Avec le lancement du mouvement Ensemble pour le changement, l’ex-gouverneur du Katanga prend date et affirme sa volonté de jouer toutes ses chances.

Moïse Katumbi fait un pas de plus vers la présidence de la RDC. Pour preuve, c’est dans un hôtel de la banlieue de Johannesburg que cet opposant avéré de Joseph Kabila a lancé Ensemble pour le changement, son tout nouveau mouvement politique. En exil depuis deux ans, l’ancien gouverneur du Katanga ne cache pas ses ambitions présidentielles, la date de l’élection présidentielle ayant été fixée au 23 décembre 2018 par la Commission électorale congolaise. Devant les militants du G7 et de l’Alternance réunis depuis le 9 février, il a donc prononcé un véritable discours de candidat dans lequel il se dit prêt à « conduire ce nouveau mouvement à la victoire électorale ».

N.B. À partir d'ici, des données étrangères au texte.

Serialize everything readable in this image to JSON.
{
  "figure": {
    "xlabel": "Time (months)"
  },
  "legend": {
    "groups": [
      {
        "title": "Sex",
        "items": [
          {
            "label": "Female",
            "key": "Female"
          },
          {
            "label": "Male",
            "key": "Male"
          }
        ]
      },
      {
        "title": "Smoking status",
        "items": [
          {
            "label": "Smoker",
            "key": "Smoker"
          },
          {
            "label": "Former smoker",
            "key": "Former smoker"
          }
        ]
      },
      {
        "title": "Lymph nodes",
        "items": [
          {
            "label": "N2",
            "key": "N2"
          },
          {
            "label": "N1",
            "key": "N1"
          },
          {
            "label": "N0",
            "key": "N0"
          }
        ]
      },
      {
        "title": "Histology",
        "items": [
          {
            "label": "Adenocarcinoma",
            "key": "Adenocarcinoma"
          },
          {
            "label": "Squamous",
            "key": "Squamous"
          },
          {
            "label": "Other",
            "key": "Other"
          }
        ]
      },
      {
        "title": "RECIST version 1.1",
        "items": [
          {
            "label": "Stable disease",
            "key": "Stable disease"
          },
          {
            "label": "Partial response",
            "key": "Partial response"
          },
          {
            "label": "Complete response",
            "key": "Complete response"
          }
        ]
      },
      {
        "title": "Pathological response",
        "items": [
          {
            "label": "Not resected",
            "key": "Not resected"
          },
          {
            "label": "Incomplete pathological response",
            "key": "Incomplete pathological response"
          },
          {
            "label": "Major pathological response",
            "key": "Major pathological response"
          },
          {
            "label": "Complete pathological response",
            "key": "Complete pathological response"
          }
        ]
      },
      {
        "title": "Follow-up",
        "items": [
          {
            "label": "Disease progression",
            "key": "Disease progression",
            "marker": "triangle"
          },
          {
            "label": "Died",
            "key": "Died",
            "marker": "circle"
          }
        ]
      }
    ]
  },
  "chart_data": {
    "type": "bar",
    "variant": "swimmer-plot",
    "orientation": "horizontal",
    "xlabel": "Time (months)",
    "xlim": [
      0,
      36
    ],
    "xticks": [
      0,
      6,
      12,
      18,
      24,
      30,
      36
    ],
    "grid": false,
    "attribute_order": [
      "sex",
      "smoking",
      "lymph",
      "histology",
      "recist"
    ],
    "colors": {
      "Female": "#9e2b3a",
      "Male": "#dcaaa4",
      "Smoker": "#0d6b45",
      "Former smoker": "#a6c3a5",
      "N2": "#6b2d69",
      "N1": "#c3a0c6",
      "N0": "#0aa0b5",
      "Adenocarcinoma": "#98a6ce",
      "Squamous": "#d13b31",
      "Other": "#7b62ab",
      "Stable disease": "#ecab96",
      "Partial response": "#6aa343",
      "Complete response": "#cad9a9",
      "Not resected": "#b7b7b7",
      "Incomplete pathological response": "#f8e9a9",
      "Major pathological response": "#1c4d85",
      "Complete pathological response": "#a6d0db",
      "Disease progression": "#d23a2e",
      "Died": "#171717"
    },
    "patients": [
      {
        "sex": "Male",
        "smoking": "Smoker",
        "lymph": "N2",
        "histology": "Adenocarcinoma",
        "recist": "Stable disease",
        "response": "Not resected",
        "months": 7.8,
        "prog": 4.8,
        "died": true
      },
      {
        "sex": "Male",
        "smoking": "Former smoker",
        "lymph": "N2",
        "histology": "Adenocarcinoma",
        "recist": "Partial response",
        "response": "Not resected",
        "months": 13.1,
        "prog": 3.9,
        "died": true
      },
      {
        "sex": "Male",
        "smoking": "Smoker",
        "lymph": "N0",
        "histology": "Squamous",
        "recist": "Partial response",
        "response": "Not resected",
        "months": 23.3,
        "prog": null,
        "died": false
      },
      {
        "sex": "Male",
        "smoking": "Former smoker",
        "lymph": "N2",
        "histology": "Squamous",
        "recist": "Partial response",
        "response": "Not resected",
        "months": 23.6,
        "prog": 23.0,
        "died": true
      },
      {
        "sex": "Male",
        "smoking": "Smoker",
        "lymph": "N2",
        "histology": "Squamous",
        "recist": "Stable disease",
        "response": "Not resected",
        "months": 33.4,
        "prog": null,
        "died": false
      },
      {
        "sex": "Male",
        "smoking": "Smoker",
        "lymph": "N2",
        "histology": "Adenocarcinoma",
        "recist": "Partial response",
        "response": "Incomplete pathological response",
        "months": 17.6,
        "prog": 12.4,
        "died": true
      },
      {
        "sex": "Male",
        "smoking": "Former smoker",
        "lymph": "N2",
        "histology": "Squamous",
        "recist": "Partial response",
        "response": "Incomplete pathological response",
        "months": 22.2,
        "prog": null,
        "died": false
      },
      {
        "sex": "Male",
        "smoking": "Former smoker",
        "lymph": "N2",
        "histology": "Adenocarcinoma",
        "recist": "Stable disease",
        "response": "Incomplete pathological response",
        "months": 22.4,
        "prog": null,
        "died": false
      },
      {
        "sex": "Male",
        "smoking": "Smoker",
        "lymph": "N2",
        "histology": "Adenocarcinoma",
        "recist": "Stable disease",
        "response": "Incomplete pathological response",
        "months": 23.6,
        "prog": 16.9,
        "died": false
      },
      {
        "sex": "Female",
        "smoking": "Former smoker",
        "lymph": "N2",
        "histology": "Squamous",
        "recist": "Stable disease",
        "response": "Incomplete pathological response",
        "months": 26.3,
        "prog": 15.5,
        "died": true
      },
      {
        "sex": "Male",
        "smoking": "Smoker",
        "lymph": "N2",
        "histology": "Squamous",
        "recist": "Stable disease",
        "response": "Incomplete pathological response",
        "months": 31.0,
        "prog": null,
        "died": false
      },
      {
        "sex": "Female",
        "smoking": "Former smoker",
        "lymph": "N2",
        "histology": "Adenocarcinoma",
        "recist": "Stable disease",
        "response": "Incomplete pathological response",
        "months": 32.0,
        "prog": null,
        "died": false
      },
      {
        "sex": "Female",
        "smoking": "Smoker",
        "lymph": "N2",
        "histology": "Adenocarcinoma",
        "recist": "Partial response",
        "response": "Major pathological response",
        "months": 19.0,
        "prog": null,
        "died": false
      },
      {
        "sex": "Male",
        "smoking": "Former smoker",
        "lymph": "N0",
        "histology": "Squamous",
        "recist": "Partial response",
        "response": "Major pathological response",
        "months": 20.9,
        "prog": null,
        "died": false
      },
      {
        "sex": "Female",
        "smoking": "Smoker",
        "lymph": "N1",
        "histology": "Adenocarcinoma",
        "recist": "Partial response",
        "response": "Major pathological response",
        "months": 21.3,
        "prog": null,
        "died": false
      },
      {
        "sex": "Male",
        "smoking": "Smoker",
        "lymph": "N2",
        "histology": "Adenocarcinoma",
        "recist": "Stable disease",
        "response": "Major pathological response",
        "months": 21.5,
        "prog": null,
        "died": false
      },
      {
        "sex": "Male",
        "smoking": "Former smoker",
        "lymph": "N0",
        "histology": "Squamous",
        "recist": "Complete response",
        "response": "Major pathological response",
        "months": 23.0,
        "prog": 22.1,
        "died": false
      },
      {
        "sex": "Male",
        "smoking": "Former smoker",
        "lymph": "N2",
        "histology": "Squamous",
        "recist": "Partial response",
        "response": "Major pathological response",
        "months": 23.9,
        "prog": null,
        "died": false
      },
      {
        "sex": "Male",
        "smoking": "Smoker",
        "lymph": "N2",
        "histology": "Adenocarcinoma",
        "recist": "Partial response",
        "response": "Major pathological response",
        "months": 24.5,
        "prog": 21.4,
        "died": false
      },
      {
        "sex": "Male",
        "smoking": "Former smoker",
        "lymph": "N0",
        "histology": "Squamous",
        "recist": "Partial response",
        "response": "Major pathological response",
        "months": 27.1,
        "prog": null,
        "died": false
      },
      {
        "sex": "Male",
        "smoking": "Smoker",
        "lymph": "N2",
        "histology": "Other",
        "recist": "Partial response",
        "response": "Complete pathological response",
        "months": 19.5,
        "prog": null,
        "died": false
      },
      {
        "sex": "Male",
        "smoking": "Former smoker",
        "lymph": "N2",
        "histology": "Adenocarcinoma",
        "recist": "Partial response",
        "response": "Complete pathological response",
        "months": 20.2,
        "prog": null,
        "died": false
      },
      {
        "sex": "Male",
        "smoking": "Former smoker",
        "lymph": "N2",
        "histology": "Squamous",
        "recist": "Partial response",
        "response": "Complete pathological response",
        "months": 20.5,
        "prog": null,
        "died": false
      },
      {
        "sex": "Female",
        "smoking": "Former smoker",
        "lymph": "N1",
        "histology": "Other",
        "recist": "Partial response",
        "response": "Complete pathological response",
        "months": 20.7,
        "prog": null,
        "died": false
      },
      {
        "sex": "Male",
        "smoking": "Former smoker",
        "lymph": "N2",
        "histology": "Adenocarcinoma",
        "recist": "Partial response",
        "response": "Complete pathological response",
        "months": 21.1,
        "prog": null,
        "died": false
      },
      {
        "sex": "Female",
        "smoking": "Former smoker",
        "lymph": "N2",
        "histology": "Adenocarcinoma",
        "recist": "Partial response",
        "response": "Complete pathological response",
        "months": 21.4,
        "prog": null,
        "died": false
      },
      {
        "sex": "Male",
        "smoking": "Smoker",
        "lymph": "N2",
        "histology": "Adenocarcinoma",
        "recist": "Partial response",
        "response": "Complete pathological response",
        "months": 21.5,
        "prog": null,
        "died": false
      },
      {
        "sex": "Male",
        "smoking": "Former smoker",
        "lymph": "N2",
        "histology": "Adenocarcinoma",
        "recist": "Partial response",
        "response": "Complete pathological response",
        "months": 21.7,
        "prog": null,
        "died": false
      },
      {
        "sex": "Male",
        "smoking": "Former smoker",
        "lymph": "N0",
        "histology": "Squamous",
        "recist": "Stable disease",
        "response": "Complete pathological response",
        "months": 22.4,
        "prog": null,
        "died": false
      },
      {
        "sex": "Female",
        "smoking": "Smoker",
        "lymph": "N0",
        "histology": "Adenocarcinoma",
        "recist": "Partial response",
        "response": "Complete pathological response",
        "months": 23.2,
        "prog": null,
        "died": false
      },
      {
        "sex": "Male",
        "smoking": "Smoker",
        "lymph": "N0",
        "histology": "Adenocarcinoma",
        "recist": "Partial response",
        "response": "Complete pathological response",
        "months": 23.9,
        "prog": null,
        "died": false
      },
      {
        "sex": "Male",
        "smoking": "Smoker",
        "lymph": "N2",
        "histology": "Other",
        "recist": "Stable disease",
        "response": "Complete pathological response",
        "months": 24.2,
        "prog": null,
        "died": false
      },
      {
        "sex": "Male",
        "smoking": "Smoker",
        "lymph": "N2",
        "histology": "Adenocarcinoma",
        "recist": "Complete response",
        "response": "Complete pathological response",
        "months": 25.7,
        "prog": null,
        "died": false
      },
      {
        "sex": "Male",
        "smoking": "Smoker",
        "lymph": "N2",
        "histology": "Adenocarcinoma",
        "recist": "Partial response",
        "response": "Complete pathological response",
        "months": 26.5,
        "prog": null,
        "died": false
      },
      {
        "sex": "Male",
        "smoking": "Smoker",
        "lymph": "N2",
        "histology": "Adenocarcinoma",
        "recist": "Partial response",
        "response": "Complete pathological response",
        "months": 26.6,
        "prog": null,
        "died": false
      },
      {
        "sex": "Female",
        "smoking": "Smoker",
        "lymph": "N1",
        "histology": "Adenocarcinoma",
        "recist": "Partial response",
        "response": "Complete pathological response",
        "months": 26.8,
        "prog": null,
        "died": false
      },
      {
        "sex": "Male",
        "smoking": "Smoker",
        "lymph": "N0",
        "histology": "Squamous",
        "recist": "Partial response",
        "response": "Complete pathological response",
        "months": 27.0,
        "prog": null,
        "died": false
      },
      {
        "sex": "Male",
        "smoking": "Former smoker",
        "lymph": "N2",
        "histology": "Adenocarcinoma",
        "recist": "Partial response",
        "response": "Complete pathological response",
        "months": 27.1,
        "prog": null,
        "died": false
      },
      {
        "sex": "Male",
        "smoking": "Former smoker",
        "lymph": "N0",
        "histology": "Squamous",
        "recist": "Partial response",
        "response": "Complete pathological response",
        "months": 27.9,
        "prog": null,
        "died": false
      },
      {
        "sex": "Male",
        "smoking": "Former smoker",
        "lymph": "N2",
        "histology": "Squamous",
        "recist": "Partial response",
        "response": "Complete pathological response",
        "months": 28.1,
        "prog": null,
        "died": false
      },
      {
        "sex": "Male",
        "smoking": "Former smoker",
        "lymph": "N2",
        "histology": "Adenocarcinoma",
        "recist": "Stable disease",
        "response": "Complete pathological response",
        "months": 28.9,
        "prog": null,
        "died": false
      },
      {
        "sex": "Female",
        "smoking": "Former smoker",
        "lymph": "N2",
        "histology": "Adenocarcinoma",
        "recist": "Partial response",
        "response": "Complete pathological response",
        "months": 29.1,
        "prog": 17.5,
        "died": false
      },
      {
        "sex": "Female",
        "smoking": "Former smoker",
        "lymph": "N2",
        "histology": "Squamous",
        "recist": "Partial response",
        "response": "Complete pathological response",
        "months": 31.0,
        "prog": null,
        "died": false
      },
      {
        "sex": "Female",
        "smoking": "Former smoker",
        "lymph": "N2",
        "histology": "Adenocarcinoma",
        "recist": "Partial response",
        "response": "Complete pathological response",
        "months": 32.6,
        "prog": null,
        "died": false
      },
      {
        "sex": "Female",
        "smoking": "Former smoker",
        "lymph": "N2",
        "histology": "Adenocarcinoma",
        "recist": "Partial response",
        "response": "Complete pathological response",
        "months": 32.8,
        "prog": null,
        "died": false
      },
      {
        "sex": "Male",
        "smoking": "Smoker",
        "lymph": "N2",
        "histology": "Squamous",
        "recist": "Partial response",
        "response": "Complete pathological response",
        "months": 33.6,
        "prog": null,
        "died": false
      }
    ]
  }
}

Les premières fondations d’un programme

Si le mouvement est en marche, le programme reste à construire. Dans sa vidéo de serment postée sur le site officiel d’ Ensemble pour le changement, Moïse Katumbi détaille les grands axes de sa politique. « Protection et sécurité pour chaque Congolais », égalité hommes-femmes, électricité dans les villes et les campagnes ou encore lutte contre le changement climatique, la liste des sujets auxquels l’opposant au pouvoir s’attaque est longue. Pour convaincre les Congolais de le rejoindre, il n’hésite donc pas à « se vendre », en délivrant son bilan d’ex-gouverneur de la riche province du Katanga. En dix ans, il déclare ainsi que la région est devenue « un modèle de développement », grâce à la « réparation de routes », à la construction d’hôpitaux et d’écoles, et au développement de l’agriculture.

Des chantiers auquel l’ancien président du TP Mazembe ambitionne d’appliquer au pays tout entier, n’oubliant pas d’égratigner au passage le pouvoir en place. Pour lui, le « pays a sombré dans la dictature, la corruption, les violences et les violations des droits de l’homme ». Il rappelle de plus qu’il n’est pas un « héritier », affirmant : « Tout ce que j’ai eu, je l’ai eu grâce à mon travail », un clin d’œil au président Kabila et à la présidence qu’il a obtenu après la mort de son père, Laurent-Désiré Kabila, en 2001.

Que va faire l’UDPS ?

Si ce programme est défendu par une coalition de formations politiques, le soutien de l’Union pour la démocratie et le progrès social (UDPS), lui, est incertain. Absent en Afrique du Sud, le parti d’opposition se prépare à élire pour sa part son nouveau président, lors d’un congrès prévu à la fin du mois de mars, soit un an après la mort de son fondateur, Étienne Tshisekedi. Son successeur – son fils Félix est largement pressenti – aura alors la lourde tâche d’élaborer une stratégie… avec ou sans Moïse Katumbi.